I started pondering the pros and cons of buying Christian books online when I discovered that I could buy a book (Wayne Grudem’s ‘Systematic Theology’) for $22 cheaper online than from my local Christian bookstore.
Earlier this week, Tim Challies shared his thoughts on buying from the local Christian bookstore versus buying on Amazon. He wrote this article because:
“I regularly receive emails rebuking me for supporting Amazon by pointing readers there after I review a book. Sometimes I receive emails rebuking me for supporting any online retailer, whether that is Amazon or a Christian ecommerce bookstore. According to the people who write me, I ought to point readers to their local, community bookstores. But I am not convinced that there is an “ought” in this situation—that one option is morally superior to the other.'”
It was a good discussion, but didn’t cover all of the arguments for and against. I wrote these up when I first started to think through this topic – and here they are. What would you add to these lists?
Argument for buying books from your local Christian bookstore
- If you don’t know what you’re looking for the staff might be able to assist.
- By supporting Christian booksellers, you’re giving them a presence in your community (and unbelievers might wander in).
- Local bookstores are good for people who aren’t online.
- Local bookstores often support Christian ministries (e.g. Reformers gives 10% to a mission agency of your choice, for sales from church book stalls).
- Less chance of credit card fraud.
- No hassles with delivery issues.
- Get the book straight away (no time to wait for it to arrive – if they have it in stock).
- Relational opportunities (e.g. have a coffee at the store’s cafe, chat to the sales person).
- You can check out the book before you purchase it.
- It’s much easier to source books for a church/camp bookstall from a local store.
- If the book is published in Australia, buying locally saves emissions by avoiding the book shipping overseas (to the distributor), and then shipping back to Australia (to you).
Arguments for buying Christian books online
- The money I save from purchasing online (which can be substantial), can go to my church, or to support other ministries.
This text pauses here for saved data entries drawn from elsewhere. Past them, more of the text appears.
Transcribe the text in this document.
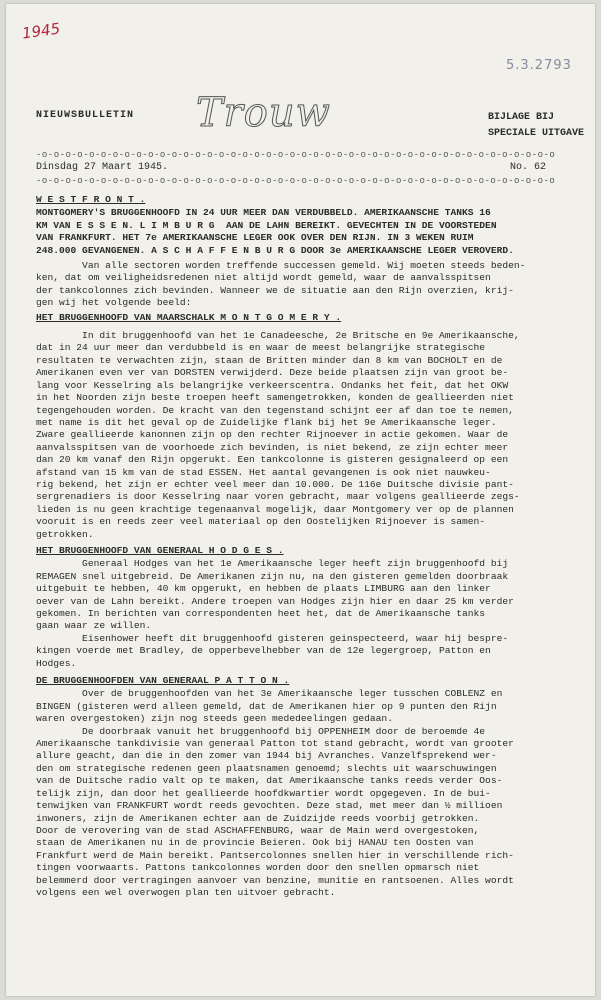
1945
5.3.2793
NIEUWSBULLETIN Trouw	BIJLAGE BIJ
SPECIALE UITGAVE
-o-o-o-o-o-o-o-o-o-o-o-o-o-o-o-o-o-o-o-o-o-o-o-o-o-o-o-o-o-o-o-o-o-o-o-o-o-o-o-o-o-o-o-o
Dinsdag 27 Maart 1945.	No. 62
-o-o-o-o-o-o-o-o-o-o-o-o-o-o-o-o-o-o-o-o-o-o-o-o-o-o-o-o-o-o-o-o-o-o-o-o-o-o-o-o-o-o-o-o

W E S T F R O N T .

MONTGOMERY'S BRUGGENHOOFD IN 24 UUR MEER DAN VERDUBBELD. AMERIKAANSCHE TANKS 16

KM VAN E S S E N. L I M B U R G  AAN DE LAHN BEREIKT. GEVECHTEN IN DE VOORSTEDEN

VAN FRANKFURT. HET 7e AMERIKAANSCHE LEGER OOK OVER DEN RIJN. IN 3 WEKEN RUIM

248.000 GEVANGENEN. A S C H A F F E N B U R G DOOR 3e AMERIKAANSCHE LEGER VEROVERD.

Van alle sectoren worden treffende successen gemeld. Wij moeten steeds beden-

ken, dat om veiligheidsredenen niet altijd wordt gemeld, waar de aanvalsspitsen

der tankcolonnes zich bevinden. Wanneer we de situatie aan den Rijn overzien, krij-

gen wij het volgende beeld:

HET BRUGGENHOOFD VAN MAARSCHALK M O N T G O M E R Y .

In dit bruggenhoofd van het 1e Canadeesche, 2e Britsche en 9e Amerikaansche,

dat in 24 uur meer dan verdubbeld is en waar de meest belangrijke strategische

resultaten te verwachten zijn, staan de Britten minder dan 8 km van BOCHOLT en de

Amerikanen even ver van DORSTEN verwijderd. Deze beide plaatsen zijn van groot be-

lang voor Kesselring als belangrijke verkeerscentra. Ondanks het feit, dat het OKW

in het Noorden zijn beste troepen heeft samengetrokken, konden de geallieerden niet

tegengehouden worden. De kracht van den tegenstand schijnt eer af dan toe te nemen,

met name is dit het geval op de Zuidelijke flank bij het 9e Amerikaansche leger.

Zware geallieerde kanonnen zijn op den rechter Rijnoever in actie gekomen. Waar de

aanvalsspitsen van de voorhoede zich bevinden, is niet bekend, ze zijn echter meer

dan 20 km vanaf den Rijn opgerukt. Een tankcolonne is gisteren gesignaleerd op een

afstand van 15 km van de stad ESSEN. Het aantal gevangenen is ook niet nauwkeu-

rig bekend, het zijn er echter veel meer dan 10.000. De 116e Duitsche divisie pant-

sergrenadiers is door Kesselring naar voren gebracht, maar volgens geallieerde zegs-

lieden is nu geen krachtige tegenaanval mogelijk, daar Montgomery ver op de plannen

vooruit is en reeds zeer veel materiaal op den Oostelijken Rijnoever is samen-

getrokken.

HET BRUGGENHOOFD VAN GENERAAL H O D G E S .

Generaal Hodges van het 1e Amerikaansche leger heeft zijn bruggenhoofd bij

REMAGEN snel uitgebreid. De Amerikanen zijn nu, na den gisteren gemelden doorbraak

uitgebuit te hebben, 40 km opgerukt, en hebben de plaats LIMBURG aan den linker

oever van de Lahn bereikt. Andere troepen van Hodges zijn hier en daar 25 km verder

gekomen. In berichten van correspondenten heet het, dat de Amerikaansche tanks

gaan waar ze willen.

Eisenhower heeft dit bruggenhoofd gisteren geinspecteerd, waar hij bespre-

kingen voerde met Bradley, de opperbevelhebber van de 12e legergroep, Patton en

Hodges.

DE BRUGGENHOOFDEN VAN GENERAAL P A T T O N .

Over de bruggenhoofden van het 3e Amerikaansche leger tusschen COBLENZ en

BINGEN (gisteren werd alleen gemeld, dat de Amerikanen hier op 9 punten den Rijn

waren overgestoken) zijn nog steeds geen mededeelingen gedaan.

De doorbraak vanuit het bruggenhoofd bij OPPENHEIM door de beroemde 4e

Amerikaansche tankdivisie van generaal Patton tot stand gebracht, wordt van grooter

allure geacht, dan die in den zomer van 1944 bij Avranches. Vanzelfsprekend wer-

den om strategische redenen geen plaatsnamen genoemd; slechts uit waarschuwingen

van de Duitsche radio valt op te maken, dat Amerikaansche tanks reeds verder Oos-

telijk zijn, dan door het geallieerde hoofdkwartier wordt opgegeven. In de bui-

tenwijken van FRANKFURT wordt reeds gevochten. Deze stad, met meer dan ½ millioen

inwoners, zijn de Amerikanen echter aan de Zuidzijde reeds voorbij getrokken.

Door de verovering van de stad ASCHAFFENBURG, waar de Main werd overgestoken,

staan de Amerikanen nu in de provincie Beieren. Ook bij HANAU ten Oosten van

Frankfurt werd de Main bereikt. Pantsercolonnes snellen hier in verschillende rich-

tingen voorwaarts. Pattons tankcolonnes worden door den snellen opmarsch niet

belemmerd door vertragingen aanvoer van benzine, munitie en rantsoenen. Alles wordt

volgens een wel overwogen plan ten uitvoer gebracht.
- Is the best use of our money (stewardship) to support bookstores that have high operating costs when this money could be used elsewhere?
- Free delivery (with some online stores).
- It can be easier than visiting a store (no driving, parking, etc).
- Affiliate payments can go back into ministry.
- Don’t support stores that promote themselves as Christian bookstores, but sell products from false teachers. Obviously, this isn’t all Christian bookstores.
- You’re guaranteed to get the book (often local stores don’t stock it, and it can take months for the book to arrive).
- Receive reviews from people who’ve read the book, rather than from staff who might not have read it.
- Read samples of the book online (and even download samples to your Kindle).
What would you add to this list?
Which arguments for or against hold the most weight for you?